L’une des chapelles du Ranft.
L’une des chapelles du Ranft.

Nicolas de Flüe écrit à un dominicain en 1469 : « Lorsque j’étais un jeune homme, je pris une épouse et j’étais puissant au tribunal et au Conseil, ainsi que dans les affaires d’Etat de ma patrie. Cependant je n’ai pas souvenir d’avoir favorisé quelqu’un, de telle sorte que je me serais écarté du chemin de la justice. Devant tous les hommes, je louais et j’appréciais la race des rois et des prêtres, c’est-à-dire les prêtres du Christ, de telle sorte qu’il me semblait voir un envoyé de Dieu dès que je voyais un prêtre. Ce n’est que de cette façon, je pense, que j’en vins à éprouver un tel respect et une telle vénération pour le Saint Sacrement du Corps et du Sang de Jésus-Christ. »

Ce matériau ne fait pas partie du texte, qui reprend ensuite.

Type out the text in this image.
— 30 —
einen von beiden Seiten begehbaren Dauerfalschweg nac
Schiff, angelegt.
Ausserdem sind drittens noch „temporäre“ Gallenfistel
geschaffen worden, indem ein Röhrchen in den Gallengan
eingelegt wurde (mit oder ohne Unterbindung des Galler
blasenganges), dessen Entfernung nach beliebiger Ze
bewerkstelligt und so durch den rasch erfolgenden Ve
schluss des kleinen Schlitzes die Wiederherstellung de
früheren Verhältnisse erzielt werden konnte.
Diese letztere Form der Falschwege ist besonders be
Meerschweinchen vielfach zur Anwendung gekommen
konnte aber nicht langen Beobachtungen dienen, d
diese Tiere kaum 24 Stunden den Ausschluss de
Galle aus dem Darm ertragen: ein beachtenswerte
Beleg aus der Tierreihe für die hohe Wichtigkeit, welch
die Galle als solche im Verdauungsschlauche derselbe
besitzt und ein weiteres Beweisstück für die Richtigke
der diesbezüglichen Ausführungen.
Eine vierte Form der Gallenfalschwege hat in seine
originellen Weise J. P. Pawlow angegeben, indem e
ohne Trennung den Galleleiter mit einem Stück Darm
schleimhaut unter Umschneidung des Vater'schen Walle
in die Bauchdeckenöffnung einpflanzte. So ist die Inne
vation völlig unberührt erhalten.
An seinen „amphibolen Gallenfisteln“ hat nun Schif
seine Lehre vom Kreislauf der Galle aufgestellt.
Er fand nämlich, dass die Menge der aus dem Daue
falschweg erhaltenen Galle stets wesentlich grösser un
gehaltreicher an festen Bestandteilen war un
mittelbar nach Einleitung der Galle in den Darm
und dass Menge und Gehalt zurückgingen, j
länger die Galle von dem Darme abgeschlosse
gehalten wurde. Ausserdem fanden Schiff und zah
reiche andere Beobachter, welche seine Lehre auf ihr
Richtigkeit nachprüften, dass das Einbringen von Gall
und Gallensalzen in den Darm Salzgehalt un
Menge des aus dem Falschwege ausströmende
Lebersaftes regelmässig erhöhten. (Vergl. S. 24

Ces propos, Nicolas les tient deux ans après avoir quitté sa famille, son exploitation de paysan de montagne et ses fonctions politiques et militaires dans le canton d’Obwald. Né en 1417, à 50 ans, il quitte tout après des années de questions et de prières. Il quitte non pas parce qu’il veut, mais parce qu’il le doit.

Dans le registre paroissial de Sachseln de 1488, on lit ceci : « Il apparaît aussi que frère Nicolas aurait dit plus d’une fois que Dieu lui avait accordé entre autres trois grandes grâces : la première était qu’il obtint de sa femme et de ses enfants la permission de se consacrer à sa vie d’ermite, la deuxième qu’il n’éprouvât jamais le besoin de se détourner de ce mode de vie et de revenir auprès de sa femme et de ses enfants, la troisième qu’il put vivre sans manger et sans boire. »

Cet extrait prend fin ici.